This week we’ll study the pattern known as Claim Check.
When do I use this pattern?
Content Filter pattern filters out unnecessary elements or items from the payload. What if this filtered out information is required in later steps? Claim Check pattern can be used to extract the filtered out information. In Claim Check pattern, payload is stored in a persistent location before filtering out. The unique key to retrieve such stored payload is attached to the message so that any future steps requiring the filtered information may retrieve the information.
Claim Check in CPI
In CPI, Claim Check can be implemented with use of Data Store or Multicast components.
Method 1: Data Store
Claim Check using Data Store
The Integration flow is similar to one used in Content Filter pattern with the addition of Claim Check steps.

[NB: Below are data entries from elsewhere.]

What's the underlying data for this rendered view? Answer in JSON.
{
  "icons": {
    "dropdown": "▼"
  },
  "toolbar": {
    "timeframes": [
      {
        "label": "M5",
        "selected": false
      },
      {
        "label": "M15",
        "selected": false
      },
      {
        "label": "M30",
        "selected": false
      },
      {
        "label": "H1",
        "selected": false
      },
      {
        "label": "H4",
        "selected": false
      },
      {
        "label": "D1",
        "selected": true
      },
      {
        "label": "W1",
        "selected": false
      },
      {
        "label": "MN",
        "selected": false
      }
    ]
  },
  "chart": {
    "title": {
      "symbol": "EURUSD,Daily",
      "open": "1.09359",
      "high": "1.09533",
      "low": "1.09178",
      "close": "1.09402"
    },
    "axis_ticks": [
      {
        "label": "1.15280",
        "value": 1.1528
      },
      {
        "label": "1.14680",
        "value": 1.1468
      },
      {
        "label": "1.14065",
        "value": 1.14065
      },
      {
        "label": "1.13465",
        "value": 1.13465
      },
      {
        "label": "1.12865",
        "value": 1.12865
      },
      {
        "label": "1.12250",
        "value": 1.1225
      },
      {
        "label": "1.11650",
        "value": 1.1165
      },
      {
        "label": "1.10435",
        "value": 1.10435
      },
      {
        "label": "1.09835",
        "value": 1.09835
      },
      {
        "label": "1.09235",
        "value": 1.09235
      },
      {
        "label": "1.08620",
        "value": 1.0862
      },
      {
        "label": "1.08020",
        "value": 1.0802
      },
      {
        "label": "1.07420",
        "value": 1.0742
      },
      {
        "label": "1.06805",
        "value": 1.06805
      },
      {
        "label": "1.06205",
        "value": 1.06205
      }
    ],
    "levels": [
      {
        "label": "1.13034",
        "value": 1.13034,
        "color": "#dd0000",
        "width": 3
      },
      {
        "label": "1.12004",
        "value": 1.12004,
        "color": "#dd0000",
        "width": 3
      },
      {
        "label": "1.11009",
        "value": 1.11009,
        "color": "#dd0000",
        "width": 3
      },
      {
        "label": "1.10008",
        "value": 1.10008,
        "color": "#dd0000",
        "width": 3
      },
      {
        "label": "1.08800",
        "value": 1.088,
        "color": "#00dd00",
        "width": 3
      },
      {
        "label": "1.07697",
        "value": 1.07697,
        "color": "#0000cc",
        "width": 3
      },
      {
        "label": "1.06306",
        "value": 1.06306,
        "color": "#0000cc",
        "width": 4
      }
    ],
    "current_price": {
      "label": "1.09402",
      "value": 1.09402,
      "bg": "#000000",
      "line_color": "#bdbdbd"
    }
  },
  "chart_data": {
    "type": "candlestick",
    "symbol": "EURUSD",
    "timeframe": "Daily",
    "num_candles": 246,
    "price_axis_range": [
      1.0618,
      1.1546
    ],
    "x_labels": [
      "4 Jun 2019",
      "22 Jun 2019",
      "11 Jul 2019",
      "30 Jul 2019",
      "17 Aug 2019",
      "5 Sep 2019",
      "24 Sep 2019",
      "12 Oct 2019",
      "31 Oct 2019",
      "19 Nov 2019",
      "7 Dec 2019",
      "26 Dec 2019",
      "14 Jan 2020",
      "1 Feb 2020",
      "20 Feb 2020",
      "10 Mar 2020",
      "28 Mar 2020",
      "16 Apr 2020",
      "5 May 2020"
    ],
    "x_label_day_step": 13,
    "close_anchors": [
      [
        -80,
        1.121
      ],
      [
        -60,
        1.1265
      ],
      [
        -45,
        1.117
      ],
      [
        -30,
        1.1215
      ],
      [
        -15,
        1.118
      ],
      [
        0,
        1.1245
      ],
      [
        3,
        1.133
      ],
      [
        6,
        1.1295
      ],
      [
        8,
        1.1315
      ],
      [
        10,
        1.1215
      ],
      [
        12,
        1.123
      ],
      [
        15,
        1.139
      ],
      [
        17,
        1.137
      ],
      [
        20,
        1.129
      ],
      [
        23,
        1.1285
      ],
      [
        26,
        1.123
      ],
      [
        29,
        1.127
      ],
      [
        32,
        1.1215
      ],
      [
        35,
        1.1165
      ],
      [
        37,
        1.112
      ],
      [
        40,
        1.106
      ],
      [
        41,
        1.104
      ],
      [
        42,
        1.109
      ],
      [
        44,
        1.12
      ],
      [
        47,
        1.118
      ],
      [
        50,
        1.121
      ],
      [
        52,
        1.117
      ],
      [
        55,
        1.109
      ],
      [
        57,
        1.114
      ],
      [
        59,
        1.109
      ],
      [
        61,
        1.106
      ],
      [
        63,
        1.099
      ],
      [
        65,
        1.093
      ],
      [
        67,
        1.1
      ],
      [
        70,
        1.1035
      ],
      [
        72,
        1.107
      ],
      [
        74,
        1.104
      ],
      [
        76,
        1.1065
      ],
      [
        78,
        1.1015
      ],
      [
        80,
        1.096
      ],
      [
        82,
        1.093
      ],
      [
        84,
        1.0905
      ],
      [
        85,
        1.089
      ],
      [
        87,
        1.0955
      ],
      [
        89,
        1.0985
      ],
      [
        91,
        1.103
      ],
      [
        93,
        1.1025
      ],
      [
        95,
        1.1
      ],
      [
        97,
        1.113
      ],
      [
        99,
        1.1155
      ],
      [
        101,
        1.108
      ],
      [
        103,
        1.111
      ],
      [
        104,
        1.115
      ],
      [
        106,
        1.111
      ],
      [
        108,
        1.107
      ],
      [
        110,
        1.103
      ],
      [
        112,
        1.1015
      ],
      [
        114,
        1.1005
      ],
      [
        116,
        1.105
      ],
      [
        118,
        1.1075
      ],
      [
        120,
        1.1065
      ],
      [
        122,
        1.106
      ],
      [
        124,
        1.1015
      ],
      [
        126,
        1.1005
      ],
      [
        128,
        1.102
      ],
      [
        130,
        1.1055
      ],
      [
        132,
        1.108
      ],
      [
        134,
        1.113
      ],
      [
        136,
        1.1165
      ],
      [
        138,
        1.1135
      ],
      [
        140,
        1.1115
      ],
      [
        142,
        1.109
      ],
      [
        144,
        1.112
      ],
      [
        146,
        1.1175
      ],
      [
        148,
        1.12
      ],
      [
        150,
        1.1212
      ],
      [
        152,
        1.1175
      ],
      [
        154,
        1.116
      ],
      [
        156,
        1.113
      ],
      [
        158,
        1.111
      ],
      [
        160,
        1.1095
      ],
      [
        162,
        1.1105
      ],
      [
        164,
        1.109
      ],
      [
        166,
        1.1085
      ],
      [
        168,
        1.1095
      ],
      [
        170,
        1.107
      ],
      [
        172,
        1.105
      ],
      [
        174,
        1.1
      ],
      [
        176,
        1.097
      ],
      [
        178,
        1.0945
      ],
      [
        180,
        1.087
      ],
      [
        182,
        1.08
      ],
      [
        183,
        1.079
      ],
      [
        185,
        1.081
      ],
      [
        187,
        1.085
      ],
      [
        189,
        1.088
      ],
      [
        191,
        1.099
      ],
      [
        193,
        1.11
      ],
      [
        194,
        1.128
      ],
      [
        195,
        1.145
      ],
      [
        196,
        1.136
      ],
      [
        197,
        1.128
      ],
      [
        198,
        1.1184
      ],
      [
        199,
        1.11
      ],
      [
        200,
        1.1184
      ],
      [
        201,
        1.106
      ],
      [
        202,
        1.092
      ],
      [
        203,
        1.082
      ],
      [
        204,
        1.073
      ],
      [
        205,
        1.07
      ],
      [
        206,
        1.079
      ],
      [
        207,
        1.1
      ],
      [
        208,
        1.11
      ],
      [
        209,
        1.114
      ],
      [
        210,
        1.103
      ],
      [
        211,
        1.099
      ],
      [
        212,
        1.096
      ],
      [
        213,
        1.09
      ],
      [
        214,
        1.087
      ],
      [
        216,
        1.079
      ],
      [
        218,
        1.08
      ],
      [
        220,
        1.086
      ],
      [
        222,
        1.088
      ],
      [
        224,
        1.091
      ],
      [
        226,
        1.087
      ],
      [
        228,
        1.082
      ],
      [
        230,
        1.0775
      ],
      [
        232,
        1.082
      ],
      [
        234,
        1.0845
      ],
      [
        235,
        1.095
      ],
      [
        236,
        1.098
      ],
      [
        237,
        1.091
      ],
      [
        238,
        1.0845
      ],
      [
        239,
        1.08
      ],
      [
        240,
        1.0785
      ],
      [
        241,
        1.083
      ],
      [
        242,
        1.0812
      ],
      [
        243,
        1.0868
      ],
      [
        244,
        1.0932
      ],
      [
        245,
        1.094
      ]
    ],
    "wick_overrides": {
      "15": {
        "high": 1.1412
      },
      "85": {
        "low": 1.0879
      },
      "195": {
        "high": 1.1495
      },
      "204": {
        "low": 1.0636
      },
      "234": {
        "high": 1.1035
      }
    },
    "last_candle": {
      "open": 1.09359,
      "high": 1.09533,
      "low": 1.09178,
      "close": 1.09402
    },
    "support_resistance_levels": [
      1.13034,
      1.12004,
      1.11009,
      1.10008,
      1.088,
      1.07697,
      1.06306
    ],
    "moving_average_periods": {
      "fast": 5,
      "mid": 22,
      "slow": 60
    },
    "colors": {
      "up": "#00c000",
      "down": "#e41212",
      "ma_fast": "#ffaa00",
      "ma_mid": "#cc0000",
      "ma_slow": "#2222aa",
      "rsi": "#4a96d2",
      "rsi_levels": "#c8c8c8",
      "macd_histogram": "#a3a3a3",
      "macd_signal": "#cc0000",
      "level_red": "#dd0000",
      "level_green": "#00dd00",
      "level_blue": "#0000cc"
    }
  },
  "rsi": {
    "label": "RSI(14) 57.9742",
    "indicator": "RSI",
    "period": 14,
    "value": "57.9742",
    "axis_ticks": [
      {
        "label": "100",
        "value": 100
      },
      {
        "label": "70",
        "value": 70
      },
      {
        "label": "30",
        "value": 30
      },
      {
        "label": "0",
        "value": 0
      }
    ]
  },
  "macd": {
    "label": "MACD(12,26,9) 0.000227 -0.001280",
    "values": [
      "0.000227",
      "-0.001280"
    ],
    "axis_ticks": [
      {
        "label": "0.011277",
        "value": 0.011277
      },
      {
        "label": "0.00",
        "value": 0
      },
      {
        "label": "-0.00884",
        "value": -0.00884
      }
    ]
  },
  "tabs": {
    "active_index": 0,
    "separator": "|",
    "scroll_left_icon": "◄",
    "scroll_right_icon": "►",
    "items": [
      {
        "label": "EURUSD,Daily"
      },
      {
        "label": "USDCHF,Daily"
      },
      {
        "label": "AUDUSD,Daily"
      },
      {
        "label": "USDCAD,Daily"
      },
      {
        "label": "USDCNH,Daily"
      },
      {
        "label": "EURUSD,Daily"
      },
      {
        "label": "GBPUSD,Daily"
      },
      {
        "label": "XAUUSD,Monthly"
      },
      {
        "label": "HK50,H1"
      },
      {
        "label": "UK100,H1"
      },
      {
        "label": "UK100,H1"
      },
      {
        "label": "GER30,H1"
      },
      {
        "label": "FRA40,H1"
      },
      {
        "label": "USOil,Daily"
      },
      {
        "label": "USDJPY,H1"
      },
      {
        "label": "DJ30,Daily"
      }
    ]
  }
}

Here, the integration flow starts immediately using Timer Start Event, gets the order number 10248 from OMS (Northwind) using Command Message pattern, writes the Order to Data Store, applies Content Filter, maps the payload to IDoc format using Message Translator pattern, sends the IDoc to ECC. Now, the payload contains response from the ECC. However, reporting system wants full payload containing Order Information. So, we retrieve the full Order using Get operation stored previously and send it to Reporting system using HTTP Receiver Adapter.
Here’s the configuration of Write operation:
Here’s the configuration of Get operation:
Here, the OrderID, the unique key for order, acts as unique key in Data Store. Using the OrderID alone, entire Order information can be retrieved from Data Store.
Method 2: Sequential Multicast
Claim Check using Multicast
Here, Integration Flow starts immediately using Timer Event and gets the Orders using Command Message pattern. The Claim Check implementation is done in Multicast alone. The Sequential Multicast causes steps on ERP branch to happen before it switches to the Reporting branch. When it switches to Reporting branch the payload before ERP branch started is restored.
In the figure Claim Check using Multicast, numbers show the steps and colours represent the content of the message; the same colour means exactly the same content. As we can see in the figure, step 6 (dark green message) happens after step 5 (light blue message), however, step 6 has the same message as step 1 (dark green message).
This behaviour of Sequential Multicast is similar to how the Claim Check works when the entire payload is stored and retrieved.
Data Store vs Multicast
So, when should I use what?
From the above table, it does looks like Data Store is winning the battle. Here’s my guideline:
Check Multicast implementation first based on the points above. Remember that the multicast implementation works well when the message stays in single flow and entire payload is required by all branches. In all other cases, use Data Store implementation.